Khojastehnezhad Mohammad Amin, Youseflee Pouya, Moradi Ali, Ebrahimzadeh Mohammad H, Jirofti Nafiseh
Orthopedic Research Center, Department of Orthopedic Surgery, Mashhad University of Medical Sciences, Mashhad, Iran.
Bone and Joint Research laboratory, Ghaem Hospital, Mashhad University of Medical Sciences, Mashhad, Iran.
Arch Bone Jt Surg. 2025;13(1):17-22. doi: 10.22038/ABJS.2024.84231.3829.

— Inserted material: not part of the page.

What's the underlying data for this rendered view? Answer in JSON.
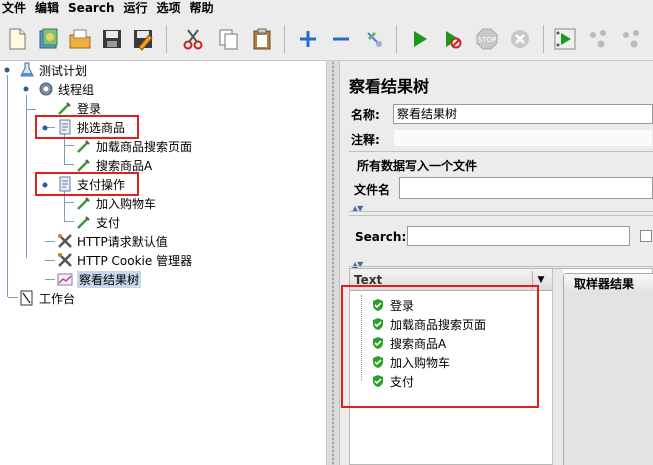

Artificial Intelligence (AI) is rapidly transforming healthcare, particularly in orthopedics, by enhancing diagnostic accuracy, surgical planning, and personalized treatment. This review explores current applications of AI in orthopedics, focusing on its contributions to diagnostics and surgical procedures. Key methodologies such as artificial neural networks (ANNs), convolutional neural networks (CNNs), support vector machines (SVMs), and ensemble learning have significantly improved diagnostic precision and patient care. For instance, CNN-based models excel in tasks like fracture detection and osteoarthritis grading, achieving high sensitivity and specificity. In surgical contexts, AI enhances procedures through robotic assistance and optimized preoperative planning, aiding in prosthetic sizing and minimizing complications. Additionally, predictive analytics during postoperative care enable tailored rehabilitation programs that improve recovery times. Despite these advancements, challenges such as data standardization and algorithm transparency hinder widespread adoption. Addressing these issues is crucial for maximizing AI's potential in orthopedic practice. This review emphasizes the synergistic relationship between AI and clinical expertise, highlighting opportunities to enhance diagnostics and streamline surgical procedures, ultimately driving patient-centric care.
人工智能(AI)正在迅速改变医疗保健行业,尤其是在骨科领域,它通过提高诊断准确性、手术规划和个性化治疗来实现这一目标。本综述探讨了AI在骨科领域的当前应用,重点关注其对诊断和外科手术的贡献。诸如人工神经网络(ANN)、卷积神经网络(CNN)、支持向量机(SVM)和集成学习等关键方法显著提高了诊断精度和患者护理水平。例如,基于CNN的模型在骨折检测和骨关节炎分级等任务中表现出色,具有高灵敏度和特异性。在手术方面,AI通过机器人辅助和优化术前规划来改进手术过程,有助于假肢尺寸确定并将并发症降至最低。此外,术后护理期间的预测分析能够制定量身定制的康复计划,从而缩短恢复时间。尽管取得了这些进展,但数据标准化和算法透明度等挑战阻碍了AI的广泛应用。解决这些问题对于最大限度发挥AI在骨科实践中的潜力至关重要。本综述强调了AI与临床专业知识之间的协同关系,突出了增强诊断和简化手术程序的机会,最终推动以患者为中心的护理。